Walk a Mile in My Shoes

Back in my day, we didn’t have text messaging. We had to actually call our friends. And, when we wanted to call our friends, we had to either use a pay phone or go to someone’s house. There was no Hotmail, no MySpace, and no UTube. We sometimes had to wait hours to get information from our friends!

That’s how the story sounds when I talk to teenagers. It’s a slight update from the “walking to school, in the snow, uphill both ways” story my parents’ generation told me when they were trying to tell me how good I had it. In any event, it’s a story designed to elicit empathy from a teen and it’s as pointless an exercise now as it was in my parents’ time.
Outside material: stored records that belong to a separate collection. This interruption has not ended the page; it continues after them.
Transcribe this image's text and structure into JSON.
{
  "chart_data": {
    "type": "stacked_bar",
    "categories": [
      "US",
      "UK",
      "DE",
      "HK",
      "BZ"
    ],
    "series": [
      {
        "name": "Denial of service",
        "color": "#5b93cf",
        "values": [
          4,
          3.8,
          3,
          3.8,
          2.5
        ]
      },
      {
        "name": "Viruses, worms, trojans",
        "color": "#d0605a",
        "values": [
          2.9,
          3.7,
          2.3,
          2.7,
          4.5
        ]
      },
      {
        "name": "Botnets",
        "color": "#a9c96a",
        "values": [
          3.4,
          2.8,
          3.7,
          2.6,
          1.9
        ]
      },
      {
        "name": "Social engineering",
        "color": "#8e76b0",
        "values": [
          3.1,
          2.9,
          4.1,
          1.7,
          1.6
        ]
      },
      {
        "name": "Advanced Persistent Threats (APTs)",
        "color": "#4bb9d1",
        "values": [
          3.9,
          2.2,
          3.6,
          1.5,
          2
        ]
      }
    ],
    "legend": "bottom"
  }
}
Teens do not develop empathy for you based on what you tell them. Sharing stories of your plights just sounds like complaining to them and they pretty much tune it out. Instead, teens can develop empathy for your struggles only when they must experience them first-hand, which typically doesn’t happen for about another 5-10 years.

It’s not until they have to pay a $400 electric bill that they really understand they’ve got to use the air conditioner less. It’s not until they have gotten up for work, 3 days in a row, with a terrible cold, that they learn not to use their sick days to go see the next Spiderman movie with friends on the very day it comes out. And, it’s not until they have their own precious baby girl go out in clothes a prostitute would envy that they truly understand the terror you experienced while you were raising them. And, again, that’s 5, 10, or 15 years from today… a long time to wait.

However, there is a way to rush that process up little bit. Although teens have very little empathy for you naturally, they have been watching you for well over a decade. They really know you much better than either of you would probably suspect. Powerful role playing techniques that put a teen into the role of the parent allow the teen to speak ‘as’ the parent, rather than to speak as themselves, about the parent, can help build empathy.

One technique is called, “role reversal.” You have one person take on the role of another person and behave as that person would behave. They should stand like that person would stand, slouching or straight. They should use the types of words that person uses. If that person does not swear, they would not swear when acting as that person. They would use all the knowledge that the person has, even if the role player himself doesn’t actually have that knowledge. That is, a 14-year-old son doesn’t know what it’s like to pay a mortgage, but his dad does and he should ‘use’ his dad’s knowledge when he’s in dad’s role and speak freely about things that dad knows about.

A parent might use a role reversal when a teen is pressuring a parent to do something the parent does not want to do. Instead of having an argument, the parent could just call, “Role Reverse!” and tell the teen that they are placing them temporarily in the role of the parent. Warm the teen up to serving in that role. Interview them as the parent first. Ask them their name and they need to respond with the parents’ name. Ask them their age and they need to respond with the parents’ age. Ask them a number of questions about ‘their’ life and ‘their’ kids, to be sure that they are in the mindset of being that parent.

Then ask them the question that the teen asked. Say something like, “Mother, it seems that your daughter here would like to get a tattoo when she goes down to Mexico. Did you know that? Get a response. Ask, “What do you think of that, Mother?” Get a response. Ask a number of questions, letting the teen respond, as the parent, each time.

Frequently, the teen will pop right into the parental role and begin lecturing about how that’s not safe or sanitary or how the child should wait until they’re 18 or some other more ‘parental’ message. However, a smart teen will think that you’ll let them do it if they, as the parent, say it’s okay. That’s fine. Let them say okay, but then question them as to the consequences you’re really worried about.

Ask them, “Mother, what if your daughter gets AIDS from an infected needle?” Get a response. Ask them, “What if they get a design that they absolutely hate in 10 years?” Get a response. Ask them, “What if they get their boyfriend’s name and then they break up?” Get a response.

Again, most teens will provide fairly sensible answers, that will probably have you thinking it’s an okay idea for them to go ahead and get a tattoo. In that case, what’s actually happened is that you’ve developed some empathy for them, which isn’t a bad thing at all. However, they’ve also heard you about how scared you are that they’ll get AIDS or have regrets, and you got them to hear that without an argument.

They may still want the tattoo and they may still get the tattoo, but they may have developed enough empathy to at least ask you to go with them to assuage your fears about the sanitation or about their choice of design, which is a much preferable solution to them going with their friends and picking what everyone else is getting that day.